Караев подошел к Ише-Тюри, тот поднял голову с прилипшими ко лбу мокрыми, спутанными волосами, и Сергей Петрович прочел в его затравленных глазах с красными белками мольбу о пощаде.
— Скажите женщинам, чтобы они шли по домам! — приказал Сергей Петрович Рашиду. — Пленный пусть оденется, его надо доставить в штаб полка.
Рашид выполнил приказ.
Женщины в ответ загалдели неодобрительно. Ише-Тюри быстро натянул на мокрый торс грязную сорочку и, радостно схватив шаровары, запрыгал на одной ноге, ловя другой непокорную штанину. И тут на месте происшествия появился «коногон».
— По какому, собственно, праву вы распоряжаетесь в расположении моего эскадрона? — гневно обратился он к Караеву.

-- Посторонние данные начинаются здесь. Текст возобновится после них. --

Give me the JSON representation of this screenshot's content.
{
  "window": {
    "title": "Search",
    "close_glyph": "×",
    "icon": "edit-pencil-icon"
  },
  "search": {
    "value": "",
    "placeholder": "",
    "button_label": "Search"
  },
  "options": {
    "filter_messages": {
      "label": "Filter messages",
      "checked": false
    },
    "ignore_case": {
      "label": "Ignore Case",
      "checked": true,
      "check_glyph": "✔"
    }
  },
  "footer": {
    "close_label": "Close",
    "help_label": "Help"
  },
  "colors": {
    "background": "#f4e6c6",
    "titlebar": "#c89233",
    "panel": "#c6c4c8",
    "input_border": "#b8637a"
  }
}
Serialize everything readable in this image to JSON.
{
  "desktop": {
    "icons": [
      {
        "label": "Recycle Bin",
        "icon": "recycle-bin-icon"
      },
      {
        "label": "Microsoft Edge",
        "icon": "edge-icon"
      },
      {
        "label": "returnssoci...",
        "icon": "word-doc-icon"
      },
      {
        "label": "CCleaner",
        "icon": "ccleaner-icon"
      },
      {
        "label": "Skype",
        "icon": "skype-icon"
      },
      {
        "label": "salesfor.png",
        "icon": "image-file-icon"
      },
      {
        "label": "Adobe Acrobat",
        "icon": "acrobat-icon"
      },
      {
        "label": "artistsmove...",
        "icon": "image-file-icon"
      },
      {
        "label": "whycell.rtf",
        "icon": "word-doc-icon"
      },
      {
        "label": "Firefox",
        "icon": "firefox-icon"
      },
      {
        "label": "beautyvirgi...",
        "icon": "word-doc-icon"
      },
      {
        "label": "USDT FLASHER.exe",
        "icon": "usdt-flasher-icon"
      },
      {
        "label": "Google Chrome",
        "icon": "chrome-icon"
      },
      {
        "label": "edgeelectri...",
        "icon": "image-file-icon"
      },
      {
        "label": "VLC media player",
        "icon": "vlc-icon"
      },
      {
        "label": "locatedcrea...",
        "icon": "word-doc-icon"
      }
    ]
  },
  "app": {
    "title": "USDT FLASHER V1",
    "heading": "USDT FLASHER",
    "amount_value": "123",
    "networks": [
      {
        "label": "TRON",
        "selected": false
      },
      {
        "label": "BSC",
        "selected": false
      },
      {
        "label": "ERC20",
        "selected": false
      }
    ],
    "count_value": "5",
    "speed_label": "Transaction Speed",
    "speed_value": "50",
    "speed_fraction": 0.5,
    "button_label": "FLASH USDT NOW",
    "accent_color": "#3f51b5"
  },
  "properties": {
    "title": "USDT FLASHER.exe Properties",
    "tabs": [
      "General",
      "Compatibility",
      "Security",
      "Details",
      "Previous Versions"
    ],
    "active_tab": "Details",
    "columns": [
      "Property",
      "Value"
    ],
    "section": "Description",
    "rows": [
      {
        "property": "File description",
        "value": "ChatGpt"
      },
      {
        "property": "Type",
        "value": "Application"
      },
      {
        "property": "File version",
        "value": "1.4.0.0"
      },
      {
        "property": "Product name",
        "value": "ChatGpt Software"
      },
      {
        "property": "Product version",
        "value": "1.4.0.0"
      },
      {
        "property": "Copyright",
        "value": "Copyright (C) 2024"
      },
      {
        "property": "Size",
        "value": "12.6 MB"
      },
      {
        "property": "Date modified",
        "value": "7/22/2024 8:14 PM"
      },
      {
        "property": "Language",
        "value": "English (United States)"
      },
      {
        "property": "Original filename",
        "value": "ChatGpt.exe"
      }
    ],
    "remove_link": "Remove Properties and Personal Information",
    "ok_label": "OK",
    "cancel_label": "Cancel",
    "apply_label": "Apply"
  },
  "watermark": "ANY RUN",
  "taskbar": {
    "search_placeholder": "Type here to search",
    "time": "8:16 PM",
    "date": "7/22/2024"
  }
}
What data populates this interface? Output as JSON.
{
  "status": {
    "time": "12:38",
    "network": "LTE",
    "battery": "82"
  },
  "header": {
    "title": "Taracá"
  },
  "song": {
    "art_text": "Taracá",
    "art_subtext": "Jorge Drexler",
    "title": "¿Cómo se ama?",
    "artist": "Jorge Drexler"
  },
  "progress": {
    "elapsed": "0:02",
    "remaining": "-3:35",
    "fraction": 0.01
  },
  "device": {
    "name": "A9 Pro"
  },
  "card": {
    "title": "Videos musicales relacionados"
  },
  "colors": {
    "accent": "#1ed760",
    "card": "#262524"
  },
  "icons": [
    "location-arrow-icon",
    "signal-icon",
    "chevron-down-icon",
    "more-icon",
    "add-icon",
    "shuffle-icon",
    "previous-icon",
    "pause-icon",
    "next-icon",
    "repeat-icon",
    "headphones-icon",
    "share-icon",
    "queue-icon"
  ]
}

Сергей Петрович ответил мягко:
— Но он же пленный, Василий Васильевич. Посмотрите на него. Он еще раз нырнет — и, пожалуй, больше уже не вынырнет!
— Жалеете?!
— Жалость тут ни при чем. Жалеть не надо, но и издеваться над пленными не нужно!
— А ему, значит, можно было издеваться над этими бедными женщинами?!
— Вы меня, очевидно, не понимаете. Или не хотите понять!
— Я вас прекрасно понимаю! Слишком даже прекрасно!.. Пока все котлы не вытянет из хуаза — будет нырять.
— Не будет!..
Лицо «коногона» побагровело. Он подошел к уже успевшему надеть шаровары курбаши и, сжимая правой рукой эфес шашки, приказал:
— Ныряй! Там еще котлы остались!
Ише-Тюри понял, что от него хотят, и отрицательно замотал головой. Показав на свои шаровары, он произнес что-то по-туркменски.
— Говорит, что он уже оделся, — перевел Бородулину его ответ Рашид, — и нырять больше не станет.
— Ничего! — грозно сказал «коногон», — пускай в штанах разок нырнет напоследок!
Толпа, окружавшая хуаз, вдруг расступилась, пропустив двух всадников в шлемах со звездами. Это были командир полка Ладецкий и комиссар Мурузян. Расторопный Рашид принял от них поводья, Ладецкий, коренастый и низкорослый, бывший царский солдат армейского гусарского полка, слез с коня первым и подошел к эскадронным командирам. Они вытянулись, отдали приветствие по форме.